Court Rejects U.S. Constitutional Challenge of California’s Cap and Trade Legislation

On Friday, July 17, 2020, Judge William Shubb (U.S. District Court, California Eastern Division) rejected the U.S. Department of Justice (DOJ) constitutional challenge of California’s Cap and Trade legislation (the CA CT). The DOJ challenge was based largely on the CA CT’s link to the Quebec cap and trade market. The decision was critical for California and will be relevant to other countries and jurisdictions implementing carbon pricing. It supports the view that climate change may be beyond the area of traditional state responsibility but does not preclude state programs if there is no conflict with international climate commitments at the federal level. The decision may therefore provide guidance to the Supreme Court of Canada in its consideration of the pending Saskatchewan, Ontario and Alberta constitutional challenges of Canada’s Greenhouse Gas Pollution Pricing Act (to be heard September 23 and 24, 2020).
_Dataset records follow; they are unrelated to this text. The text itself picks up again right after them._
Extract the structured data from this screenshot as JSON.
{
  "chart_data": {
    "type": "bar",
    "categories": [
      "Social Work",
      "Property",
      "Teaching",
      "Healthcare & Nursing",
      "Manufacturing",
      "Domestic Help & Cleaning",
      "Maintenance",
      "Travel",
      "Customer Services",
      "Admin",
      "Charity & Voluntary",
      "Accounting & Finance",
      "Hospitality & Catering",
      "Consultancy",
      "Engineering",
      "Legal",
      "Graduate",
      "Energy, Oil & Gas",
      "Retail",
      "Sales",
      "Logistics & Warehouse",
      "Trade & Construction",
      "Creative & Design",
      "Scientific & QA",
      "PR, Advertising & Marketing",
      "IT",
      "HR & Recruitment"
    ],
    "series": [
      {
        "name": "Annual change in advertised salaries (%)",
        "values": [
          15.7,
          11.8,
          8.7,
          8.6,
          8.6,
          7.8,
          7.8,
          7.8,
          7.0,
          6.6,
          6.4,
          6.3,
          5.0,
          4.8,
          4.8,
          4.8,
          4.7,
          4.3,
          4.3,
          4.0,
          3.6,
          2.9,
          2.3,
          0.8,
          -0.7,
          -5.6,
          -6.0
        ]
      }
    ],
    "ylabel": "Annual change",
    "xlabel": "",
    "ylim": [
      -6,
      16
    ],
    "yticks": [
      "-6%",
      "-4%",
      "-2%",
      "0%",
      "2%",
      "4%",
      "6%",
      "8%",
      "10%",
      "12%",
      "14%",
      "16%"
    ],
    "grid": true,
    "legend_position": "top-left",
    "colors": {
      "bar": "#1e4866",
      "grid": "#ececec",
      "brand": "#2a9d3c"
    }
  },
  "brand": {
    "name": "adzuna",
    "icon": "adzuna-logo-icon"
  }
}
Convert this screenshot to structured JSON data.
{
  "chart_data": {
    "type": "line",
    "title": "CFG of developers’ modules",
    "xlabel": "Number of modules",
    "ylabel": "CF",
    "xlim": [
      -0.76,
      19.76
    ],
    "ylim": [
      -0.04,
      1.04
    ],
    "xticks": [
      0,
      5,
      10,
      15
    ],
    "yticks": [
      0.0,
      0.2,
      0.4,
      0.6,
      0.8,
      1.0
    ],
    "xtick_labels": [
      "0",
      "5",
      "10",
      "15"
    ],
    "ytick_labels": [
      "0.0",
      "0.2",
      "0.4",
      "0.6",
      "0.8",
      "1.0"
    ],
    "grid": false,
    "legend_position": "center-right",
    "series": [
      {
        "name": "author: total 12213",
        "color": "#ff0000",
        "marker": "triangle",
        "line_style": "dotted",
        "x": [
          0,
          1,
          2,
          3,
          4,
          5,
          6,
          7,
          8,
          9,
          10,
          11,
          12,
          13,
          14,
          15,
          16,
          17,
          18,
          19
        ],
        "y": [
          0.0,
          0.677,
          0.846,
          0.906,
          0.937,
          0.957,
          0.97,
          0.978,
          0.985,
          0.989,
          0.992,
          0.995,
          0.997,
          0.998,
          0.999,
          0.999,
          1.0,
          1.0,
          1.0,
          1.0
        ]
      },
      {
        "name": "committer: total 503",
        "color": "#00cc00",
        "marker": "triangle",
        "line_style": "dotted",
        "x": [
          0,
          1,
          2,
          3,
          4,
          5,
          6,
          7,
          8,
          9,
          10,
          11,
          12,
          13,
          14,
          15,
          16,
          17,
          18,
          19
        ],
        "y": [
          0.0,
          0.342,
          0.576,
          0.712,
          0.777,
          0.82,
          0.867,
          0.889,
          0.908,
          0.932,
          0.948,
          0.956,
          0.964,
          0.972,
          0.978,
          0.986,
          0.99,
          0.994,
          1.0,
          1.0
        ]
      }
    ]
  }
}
The DOJ challenge followed President Trump’s withdrawal from the Paris Agreement that is set to take effect November 4, 2020, the day after the next presidential election. The DOJ sought a summary judgement that the CA CT program was pre-empted by the Foreign Affairs Doctrine, arguing that it conflicted with the US withdrawal from the Paris Agreement, assisted Canada in complying with it, and undermined the US government’s ability to develop a new international arrangement.

Judge Shubb rejected this argument on the basis that the DOJ could not point to any specific federal policy that conflicted with the CA CT program. The DOJ further argued that the CA CT could facilitate Canada’s participation in the Paris Agreement by providing mitigation outcomes that satisfy Canada’s contribution obligations. On this point, Judge Shubb noted:

“Even if Canada were to ask the United States to authorize the use of mitigation outcomes acquired from California, the United States will presumably be unable to authorize the use after November. This is well before Canada’s 2030 contribution target is due, a target for which they intend to “explore” the use of mitigation outcomes. Consequently, California’s cap-and-trade program cannot facilitate Canada’s participation in the Paris Accord in the way the United States alleges.”
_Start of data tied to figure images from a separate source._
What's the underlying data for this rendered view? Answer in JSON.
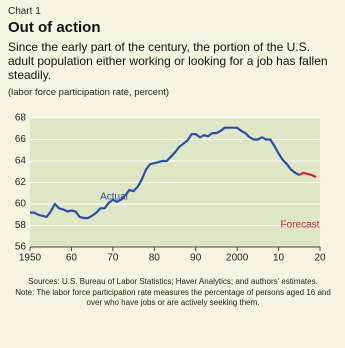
{
  "chart_data": {
    "type": "line",
    "kicker": "Chart 1",
    "title": "Out of action",
    "subtitle": "Since the early part of the century, the portion of the U.S. adult population either working or looking for a job has fallen steadily.",
    "y_label": "(labor force participation rate, percent)",
    "xlim": [
      1950,
      2020
    ],
    "xticks": [
      {
        "value": 1950,
        "label": "1950"
      },
      {
        "value": 1960,
        "label": "60"
      },
      {
        "value": 1970,
        "label": "70"
      },
      {
        "value": 1980,
        "label": "80"
      },
      {
        "value": 1990,
        "label": "90"
      },
      {
        "value": 2000,
        "label": "2000"
      },
      {
        "value": 2010,
        "label": "10"
      },
      {
        "value": 2020,
        "label": "20"
      }
    ],
    "ylim": [
      56,
      68
    ],
    "yticks": [
      56,
      58,
      60,
      62,
      64,
      66,
      68
    ],
    "grid": true,
    "series": [
      {
        "name": "Actual",
        "color": "#2b4ea8",
        "x": [
          1950,
          1951,
          1952,
          1953,
          1954,
          1955,
          1956,
          1957,
          1958,
          1959,
          1960,
          1961,
          1962,
          1963,
          1964,
          1965,
          1966,
          1967,
          1968,
          1969,
          1970,
          1971,
          1972,
          1973,
          1974,
          1975,
          1976,
          1977,
          1978,
          1979,
          1980,
          1981,
          1982,
          1983,
          1984,
          1985,
          1986,
          1987,
          1988,
          1989,
          1990,
          1991,
          1992,
          1993,
          1994,
          1995,
          1996,
          1997,
          1998,
          1999,
          2000,
          2001,
          2002,
          2003,
          2004,
          2005,
          2006,
          2007,
          2008,
          2009,
          2010,
          2011,
          2012,
          2013,
          2014,
          2015
        ],
        "values": [
          59.2,
          59.2,
          59.0,
          58.9,
          58.8,
          59.3,
          60.0,
          59.6,
          59.5,
          59.3,
          59.4,
          59.3,
          58.8,
          58.7,
          58.7,
          58.9,
          59.2,
          59.6,
          59.6,
          60.1,
          60.4,
          60.2,
          60.4,
          60.8,
          61.3,
          61.2,
          61.6,
          62.3,
          63.2,
          63.7,
          63.8,
          63.9,
          64.0,
          64.0,
          64.4,
          64.8,
          65.3,
          65.6,
          65.9,
          66.5,
          66.5,
          66.2,
          66.4,
          66.3,
          66.6,
          66.6,
          66.8,
          67.1,
          67.1,
          67.1,
          67.1,
          66.8,
          66.6,
          66.2,
          66.0,
          66.0,
          66.2,
          66.0,
          66.0,
          65.4,
          64.7,
          64.1,
          63.7,
          63.2,
          62.9,
          62.7
        ]
      },
      {
        "name": "Forecast",
        "color": "#d0202e",
        "x": [
          2015,
          2016,
          2017,
          2018,
          2019
        ],
        "values": [
          62.7,
          62.9,
          62.8,
          62.7,
          62.5
        ]
      }
    ],
    "notes": [
      "Sources: U.S. Bureau of Labor Statistics; Haver Analytics; and authors' estimates.",
      "Note: The labor force participation rate measures the percentage of persons aged 16 and over who have jobs or are actively seeking them."
    ]
  }
}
A finding of unconstitutionality under the Foreign Affairs Doctrine requires (i) that the state action or law is beyond an area of traditional responsibility, and (ii) it conflicts with or infringes on a clear and express federal foreign policy. In examining the Foreign Affairs Doctrine, Judge Shubb found that the programme extends beyond the area of traditional state responsibility, satisfying the first requirement of the Doctrine. However, in relation to the second requirement, Judge Shubb rejected the DOJ’s argument that the CA CT diminished or interfered with the President’s negotiation power to obtain a “better deal” and supported a rejected cross-border emissions mitigation strategies and the federal government’s ability to develop a new international mitigation arrangement.
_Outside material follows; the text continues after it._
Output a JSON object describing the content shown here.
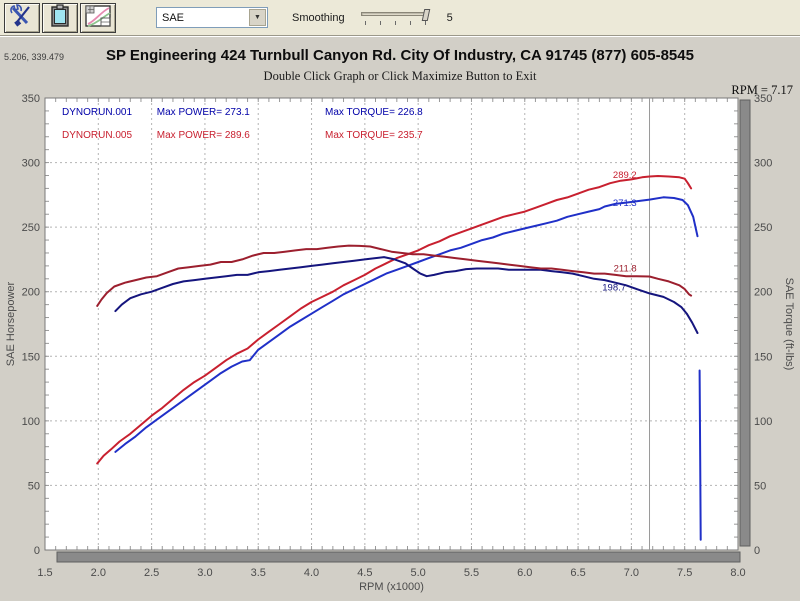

Constitutionality of the programme. Judge Shubb noted in his decision that “The United States cites no authority for the proposition that an intent to negotiate for a “better deal” at some point in the future is enough to preempt state law.” Ultimately, it was determined that no clear and express foreign policy directly conflicted with the programme, and as such the programme was constitutionally valid. The DOJ has until September 15, 2020 (60 days) to appeal the decision to the U.S. Court of Appeals for the Ninth Circuit.